This judgment is the culmination of a judicial battle waged for more than 20 years by victims and their lawyers, supported by several international organizations including Human Rights Watch (HRW), the International Federation for Human Rights (FIDH) and Amnesty International.

“Habré’s conviction for these horrific crimes after 25 years is a huge victory for his Chadian victims, without whose tenacity this trial never would have happened,” said Reed Brody of Human Rights Watch, who has worked alongside the victims for years. “This verdict sends a powerful message that the days when tyrants could brutalize their people, pillage their treasury and escape abroad to a life of luxury are coming to an end. Today will be carved into history as the day that a band of unrelenting survivors brought their dictator to justice.”

A Chadian commission of inquiry put the number of people who died under Hissène Habré’s repressive regime at 40,000.

 A strategy of silence

Habré remained walled in silence throughout the trial, an attitude that Extraordinary African Chambers (EAC) Prosecutor Mbacké Fall claimed was an admission of guilt. The few times he broke his silence, when being brought to court by force, it was to denounce the “imperialism” and “neo-colonialism” of which he says he is victim. He was again brought to court forcibly on Monday, wearing a white robe and turban. This time he remained impassive. 

The trial opened on July 20, 2015 and lasted for 56 days of hearings. Ninety-three witnesses testified before the court presided by Judge Gberdao Gustave Kam of Burkina Faso. They included factual witnesses brought by the prosecution, experts and one defence witness. 

At the end of the hearings, Prosecutor Fall called for a life sentence against Habré, presenting him as “veritable boss” of the Directorate of Documentation and Security (DDS), Habré’s political police and main instrument of repression under his regime.

 Fall also called for Habré’s assets to be confiscated, saying he had emptied the Chadian State coffers before fleeing to a comfortable exile in Dakar.

Habré’s lawyers, obedient to his strategy, also boycotted the trial. The court was therefore forced to assign him two lawyers from the Dakar Bar, Mbaye Sène and Mounir Balal. “There were no crimes against humanity or acts of torture, and certainly not war crimes,” Sène argued, taking everyone by surprise in his final arguments. 

Balal went one better. “Hissène Habré is a patriot, a real patriot and a nationalist, a Statesman who defended the national interest,” he told the court. 

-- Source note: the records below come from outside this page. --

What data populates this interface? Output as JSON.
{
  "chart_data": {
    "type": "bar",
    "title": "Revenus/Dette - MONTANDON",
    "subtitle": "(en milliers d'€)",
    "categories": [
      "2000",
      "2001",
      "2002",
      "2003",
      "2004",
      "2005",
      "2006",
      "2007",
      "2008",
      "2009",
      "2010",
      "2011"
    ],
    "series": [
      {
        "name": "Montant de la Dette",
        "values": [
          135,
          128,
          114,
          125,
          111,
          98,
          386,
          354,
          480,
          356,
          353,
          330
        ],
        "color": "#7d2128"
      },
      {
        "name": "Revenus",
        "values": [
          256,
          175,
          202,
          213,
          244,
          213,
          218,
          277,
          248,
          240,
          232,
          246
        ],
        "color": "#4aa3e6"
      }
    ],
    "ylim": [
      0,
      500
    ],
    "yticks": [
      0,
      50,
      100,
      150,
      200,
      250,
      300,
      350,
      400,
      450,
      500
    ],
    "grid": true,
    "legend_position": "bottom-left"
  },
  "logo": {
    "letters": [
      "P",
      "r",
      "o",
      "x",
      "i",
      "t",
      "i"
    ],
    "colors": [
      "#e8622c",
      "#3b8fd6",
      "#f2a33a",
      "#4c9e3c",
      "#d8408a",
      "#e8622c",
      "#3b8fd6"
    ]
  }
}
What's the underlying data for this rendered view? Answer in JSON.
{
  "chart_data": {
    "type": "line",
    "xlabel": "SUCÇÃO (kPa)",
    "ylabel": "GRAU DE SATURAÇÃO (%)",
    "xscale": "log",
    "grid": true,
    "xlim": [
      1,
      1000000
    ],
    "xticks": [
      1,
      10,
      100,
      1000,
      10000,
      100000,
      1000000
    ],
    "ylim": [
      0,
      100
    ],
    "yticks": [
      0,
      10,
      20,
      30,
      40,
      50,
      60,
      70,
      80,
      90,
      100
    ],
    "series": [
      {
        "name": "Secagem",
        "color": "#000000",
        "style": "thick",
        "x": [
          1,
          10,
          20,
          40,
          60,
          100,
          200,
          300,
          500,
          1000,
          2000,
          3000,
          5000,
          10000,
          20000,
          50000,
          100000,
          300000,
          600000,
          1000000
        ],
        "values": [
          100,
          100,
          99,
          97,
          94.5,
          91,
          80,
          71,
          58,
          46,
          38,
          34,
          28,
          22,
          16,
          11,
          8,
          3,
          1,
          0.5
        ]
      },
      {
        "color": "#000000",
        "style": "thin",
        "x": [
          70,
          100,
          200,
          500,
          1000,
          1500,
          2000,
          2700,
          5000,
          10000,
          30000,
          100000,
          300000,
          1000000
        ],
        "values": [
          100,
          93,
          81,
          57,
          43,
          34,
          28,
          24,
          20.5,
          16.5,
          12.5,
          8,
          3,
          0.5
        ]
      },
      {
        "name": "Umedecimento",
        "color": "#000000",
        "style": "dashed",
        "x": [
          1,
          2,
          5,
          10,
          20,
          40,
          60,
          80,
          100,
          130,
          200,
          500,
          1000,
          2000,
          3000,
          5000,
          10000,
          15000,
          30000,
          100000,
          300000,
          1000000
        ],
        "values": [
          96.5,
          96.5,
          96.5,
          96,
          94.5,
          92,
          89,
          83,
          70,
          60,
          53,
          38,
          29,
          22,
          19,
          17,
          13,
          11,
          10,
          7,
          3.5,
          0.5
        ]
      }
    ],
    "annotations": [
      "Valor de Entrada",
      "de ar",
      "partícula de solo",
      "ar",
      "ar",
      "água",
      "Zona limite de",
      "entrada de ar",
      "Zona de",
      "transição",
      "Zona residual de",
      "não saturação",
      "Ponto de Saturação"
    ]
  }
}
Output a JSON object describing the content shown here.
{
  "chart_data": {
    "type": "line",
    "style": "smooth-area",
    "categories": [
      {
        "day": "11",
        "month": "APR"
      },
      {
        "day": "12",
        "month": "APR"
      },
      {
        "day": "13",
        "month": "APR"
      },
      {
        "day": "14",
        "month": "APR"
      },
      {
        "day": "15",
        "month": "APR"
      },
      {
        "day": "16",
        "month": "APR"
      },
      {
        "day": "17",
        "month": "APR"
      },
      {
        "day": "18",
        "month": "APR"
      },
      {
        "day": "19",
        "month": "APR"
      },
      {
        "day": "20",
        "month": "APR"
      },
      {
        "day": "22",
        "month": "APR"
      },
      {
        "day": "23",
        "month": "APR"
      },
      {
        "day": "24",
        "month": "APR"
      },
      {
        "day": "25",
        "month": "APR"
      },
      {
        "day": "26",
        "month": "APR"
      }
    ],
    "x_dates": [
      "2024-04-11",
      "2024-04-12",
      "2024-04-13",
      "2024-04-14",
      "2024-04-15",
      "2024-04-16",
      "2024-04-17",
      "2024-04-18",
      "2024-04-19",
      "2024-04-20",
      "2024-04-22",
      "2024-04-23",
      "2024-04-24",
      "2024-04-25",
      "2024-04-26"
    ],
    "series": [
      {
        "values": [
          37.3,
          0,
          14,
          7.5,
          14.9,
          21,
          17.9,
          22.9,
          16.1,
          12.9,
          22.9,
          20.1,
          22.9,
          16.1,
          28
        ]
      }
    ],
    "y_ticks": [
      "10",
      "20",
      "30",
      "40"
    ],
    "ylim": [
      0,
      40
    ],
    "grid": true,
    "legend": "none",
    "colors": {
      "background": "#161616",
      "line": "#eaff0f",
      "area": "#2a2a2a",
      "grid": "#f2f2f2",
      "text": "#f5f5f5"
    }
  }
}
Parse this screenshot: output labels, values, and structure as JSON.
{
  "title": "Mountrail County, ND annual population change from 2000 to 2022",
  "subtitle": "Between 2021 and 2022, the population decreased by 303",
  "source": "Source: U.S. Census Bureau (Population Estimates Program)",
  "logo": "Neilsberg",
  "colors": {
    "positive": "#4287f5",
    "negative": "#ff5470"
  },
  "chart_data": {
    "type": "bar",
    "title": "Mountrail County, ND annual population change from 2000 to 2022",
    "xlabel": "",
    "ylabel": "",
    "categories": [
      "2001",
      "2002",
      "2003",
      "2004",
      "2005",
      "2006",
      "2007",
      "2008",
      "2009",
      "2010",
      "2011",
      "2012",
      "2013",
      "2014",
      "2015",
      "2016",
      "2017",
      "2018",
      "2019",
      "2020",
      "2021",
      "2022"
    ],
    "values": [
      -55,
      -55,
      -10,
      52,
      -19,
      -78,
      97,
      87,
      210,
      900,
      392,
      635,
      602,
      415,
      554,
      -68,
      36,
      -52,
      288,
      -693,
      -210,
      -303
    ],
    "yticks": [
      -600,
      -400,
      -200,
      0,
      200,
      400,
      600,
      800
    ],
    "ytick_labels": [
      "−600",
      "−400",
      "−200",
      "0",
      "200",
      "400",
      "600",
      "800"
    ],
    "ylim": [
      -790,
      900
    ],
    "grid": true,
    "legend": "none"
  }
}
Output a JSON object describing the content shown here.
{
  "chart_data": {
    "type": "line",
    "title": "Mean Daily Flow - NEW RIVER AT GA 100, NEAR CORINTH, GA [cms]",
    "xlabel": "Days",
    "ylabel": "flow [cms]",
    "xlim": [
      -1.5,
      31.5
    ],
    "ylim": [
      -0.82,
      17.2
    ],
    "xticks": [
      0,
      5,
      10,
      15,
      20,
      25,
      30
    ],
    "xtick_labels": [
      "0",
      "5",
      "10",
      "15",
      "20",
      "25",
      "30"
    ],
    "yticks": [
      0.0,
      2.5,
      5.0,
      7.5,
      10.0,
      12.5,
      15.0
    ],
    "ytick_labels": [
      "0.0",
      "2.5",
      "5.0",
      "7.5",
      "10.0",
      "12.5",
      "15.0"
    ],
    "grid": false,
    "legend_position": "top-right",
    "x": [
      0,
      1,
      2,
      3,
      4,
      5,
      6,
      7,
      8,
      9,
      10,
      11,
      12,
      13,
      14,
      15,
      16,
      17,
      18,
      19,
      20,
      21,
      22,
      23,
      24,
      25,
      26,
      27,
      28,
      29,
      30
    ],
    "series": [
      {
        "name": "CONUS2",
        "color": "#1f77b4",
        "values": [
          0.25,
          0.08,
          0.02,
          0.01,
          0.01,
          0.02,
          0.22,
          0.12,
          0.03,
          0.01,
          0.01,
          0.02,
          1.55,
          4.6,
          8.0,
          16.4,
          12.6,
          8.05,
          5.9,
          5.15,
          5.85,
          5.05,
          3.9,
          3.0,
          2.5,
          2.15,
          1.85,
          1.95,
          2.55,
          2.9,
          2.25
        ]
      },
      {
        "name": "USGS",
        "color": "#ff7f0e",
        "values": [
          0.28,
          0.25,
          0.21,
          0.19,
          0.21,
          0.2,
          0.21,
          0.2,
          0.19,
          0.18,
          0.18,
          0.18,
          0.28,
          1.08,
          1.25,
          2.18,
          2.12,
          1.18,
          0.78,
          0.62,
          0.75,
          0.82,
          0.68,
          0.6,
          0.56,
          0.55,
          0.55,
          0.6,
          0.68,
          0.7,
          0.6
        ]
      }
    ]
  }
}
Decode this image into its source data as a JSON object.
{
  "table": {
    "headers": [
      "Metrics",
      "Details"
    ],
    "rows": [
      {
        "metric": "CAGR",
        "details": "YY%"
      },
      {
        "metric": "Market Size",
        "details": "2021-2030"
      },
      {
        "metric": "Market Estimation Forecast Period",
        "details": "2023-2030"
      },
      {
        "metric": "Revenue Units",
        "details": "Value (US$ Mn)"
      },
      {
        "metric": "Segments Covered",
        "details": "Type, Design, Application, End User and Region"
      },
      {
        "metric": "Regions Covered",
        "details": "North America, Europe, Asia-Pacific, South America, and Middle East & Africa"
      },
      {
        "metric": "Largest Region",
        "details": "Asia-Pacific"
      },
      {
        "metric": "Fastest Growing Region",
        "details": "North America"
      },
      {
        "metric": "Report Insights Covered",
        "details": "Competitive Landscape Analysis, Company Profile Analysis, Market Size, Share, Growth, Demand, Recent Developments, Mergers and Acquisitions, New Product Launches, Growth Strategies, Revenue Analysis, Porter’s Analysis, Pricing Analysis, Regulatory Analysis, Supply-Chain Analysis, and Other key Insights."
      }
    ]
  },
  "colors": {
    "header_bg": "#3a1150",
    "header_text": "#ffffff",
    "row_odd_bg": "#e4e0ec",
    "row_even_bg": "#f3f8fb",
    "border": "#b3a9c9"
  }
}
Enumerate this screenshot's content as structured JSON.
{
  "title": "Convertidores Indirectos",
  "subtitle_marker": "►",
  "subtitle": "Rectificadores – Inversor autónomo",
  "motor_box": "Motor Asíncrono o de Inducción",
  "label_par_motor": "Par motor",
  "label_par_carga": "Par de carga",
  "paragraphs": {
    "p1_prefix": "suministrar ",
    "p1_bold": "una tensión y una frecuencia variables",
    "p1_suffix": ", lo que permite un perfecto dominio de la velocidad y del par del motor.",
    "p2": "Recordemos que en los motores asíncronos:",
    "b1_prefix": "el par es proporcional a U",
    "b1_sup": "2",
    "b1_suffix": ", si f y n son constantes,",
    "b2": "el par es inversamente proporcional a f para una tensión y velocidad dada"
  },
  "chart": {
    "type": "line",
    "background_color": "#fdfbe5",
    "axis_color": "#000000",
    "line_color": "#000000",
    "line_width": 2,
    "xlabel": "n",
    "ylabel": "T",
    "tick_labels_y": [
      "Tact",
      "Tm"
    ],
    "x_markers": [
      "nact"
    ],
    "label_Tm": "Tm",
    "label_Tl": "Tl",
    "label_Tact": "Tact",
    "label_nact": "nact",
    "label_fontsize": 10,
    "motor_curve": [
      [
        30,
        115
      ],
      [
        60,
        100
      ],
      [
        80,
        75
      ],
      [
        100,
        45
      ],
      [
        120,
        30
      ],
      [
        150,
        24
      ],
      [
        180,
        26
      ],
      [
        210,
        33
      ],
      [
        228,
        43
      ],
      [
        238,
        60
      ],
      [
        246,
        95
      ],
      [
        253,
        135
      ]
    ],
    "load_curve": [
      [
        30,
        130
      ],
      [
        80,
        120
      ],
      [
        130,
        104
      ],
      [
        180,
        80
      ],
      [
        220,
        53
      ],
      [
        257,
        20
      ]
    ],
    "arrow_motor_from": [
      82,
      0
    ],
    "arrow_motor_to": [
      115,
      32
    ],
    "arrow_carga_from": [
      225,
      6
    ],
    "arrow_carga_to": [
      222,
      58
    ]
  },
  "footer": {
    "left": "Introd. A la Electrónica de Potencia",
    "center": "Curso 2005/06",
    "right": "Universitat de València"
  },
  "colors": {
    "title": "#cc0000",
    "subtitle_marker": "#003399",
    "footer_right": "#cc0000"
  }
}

Trial advances under Macky Sall

Habré, who arrived in Dakar in December 1990 when he was ousted by Colonel Idriss Deby, was first charged in Senegal in 2000. But the Senegalese courts said they did not have jurisdiction, so the victims turned to Belgium. Belgian courts can claim jurisdiction because some of the victims have acquired Belgian nationality. In September 2005, after nearly four years of investigations, a Belgian judge indicted Habré and Brussels requested his extradition. After Senegal refused to extradite Habré to Belgium and three years of fruitless negotiations over an African Union (AU) request, Belgium took Senegal to the International Court of Justice (ICJ). On July 20, 2012, the ICJ ordered Senegal to bring Habré to justice without delay or extradite him.

The case finally moved forward after Macky Sall was elected new President of Senegal. In 2013, Dakar inaugurated the “Extraordinary African Chambers” under an agreement with the African Union. The EAC, composed of judges from Senegal and other African countries, are mandated to try suspected perpetrators of the most serious crimes committed in Chad between 1982 and 1990, in other words, under Habré’s regime.

 On June 30, 2013, Hissène Habré was arrested at his home in Dakar. Two days later he was charged with crimes against humanity, war crimes and torture.